The outcome of the battle was quite influential. The two earlier clashes recorded against Apollonius and Seron appear to have been against small detachments. With this victory, the Maccabees proved that they could challenge larger numbers of Seleucid troops, and could make complicated plans and tactical ploys. Many rebellions existed during this time period, but most were quickly put out; the staying power of the Maccabees helped set up the eventual independence of the Hasmonean kingdom.

==Analysis==
1 Maccabees is generally considered trustworthy in its depiction of the battle itself.
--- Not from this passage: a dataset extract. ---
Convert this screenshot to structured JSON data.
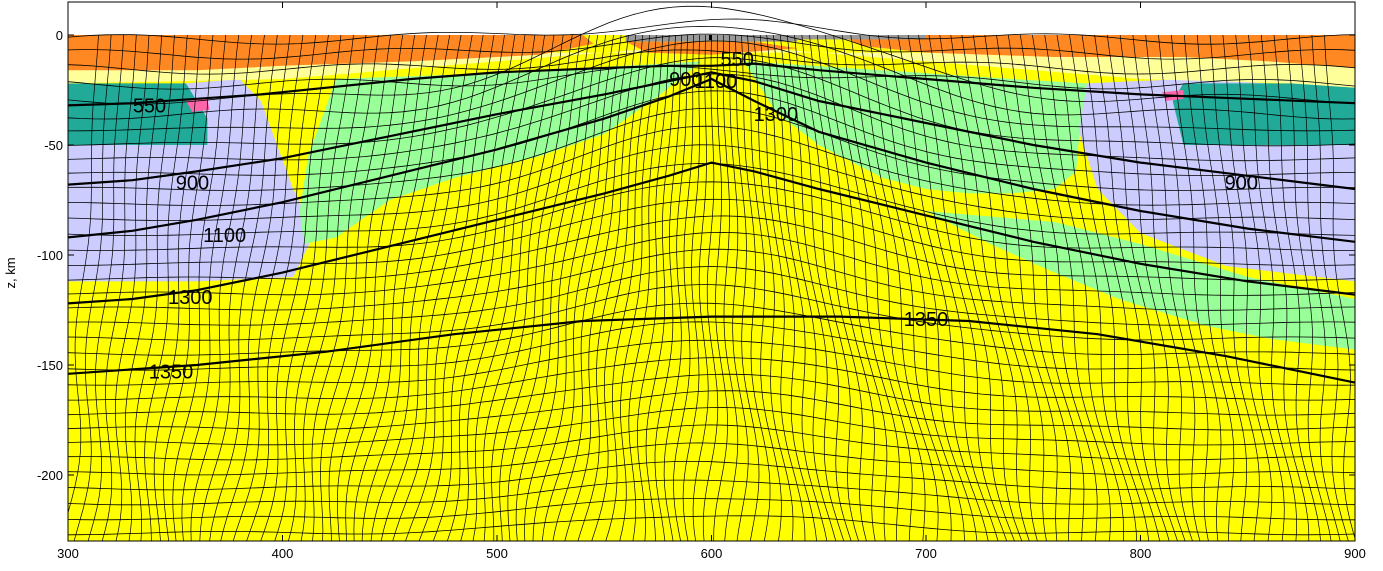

Scholars have quibbled with other aspects of its portrayal of the battle, however. As in most battles of the Maccabean Revolt, the rebels and authors of 1 and 2 Maccabees are generally considered to have written exaggerated estimates of the size of the Seleucid forces. Defeating larger armies made for more impressive morale-raising stories. The book of 1 Maccabees claims that Gorgias's force that split from the camp consisted of 5,000 soldiers, 1,000 cavalrymen, and allied Hellenist Jews from the Acra as guides in his expedition to attack Judas, yet this would be unwieldy for a surprise attack that would travel through the narrow Beth Horon ascent, and the Seleucids had perhaps only 5,000 cavalry in the entire Western half of their empire. Some later manuscripts of 1 Maccabees adds that the rebel troops lacked "helmets and slings and stones and armor" as well in the battle; this is considered likely to be a gloss of an unknown scribe copying the material, and unlikely to be historical. Reported Seleucid casualty numbers are also considered implausibly high: 3,000 defeated according to 1 Maccabees, and 9,000 according to 2 Maccabees.

Judas's speeches and prayers in the book of 1 Maccabees are best seen as free compositions of the historian, not actual transcriptions, in the style of Hellenistic historians to essentially invent or rewrite such dialogue to be more literary. At the Battle of Emmaus, Judas's speech does not make sense in context: 1 Maccabees has him give the speech just before the rebels attack the base camp. Yet during a surprise attack, time is of the essence; every minute of delay after being spotted gives the defenders more time to rouse themselves, put on armor, and man the palisade. If Judas offered any speeches or special instructions, they would have happened during the ceremony held at Mizpah, a day earlier.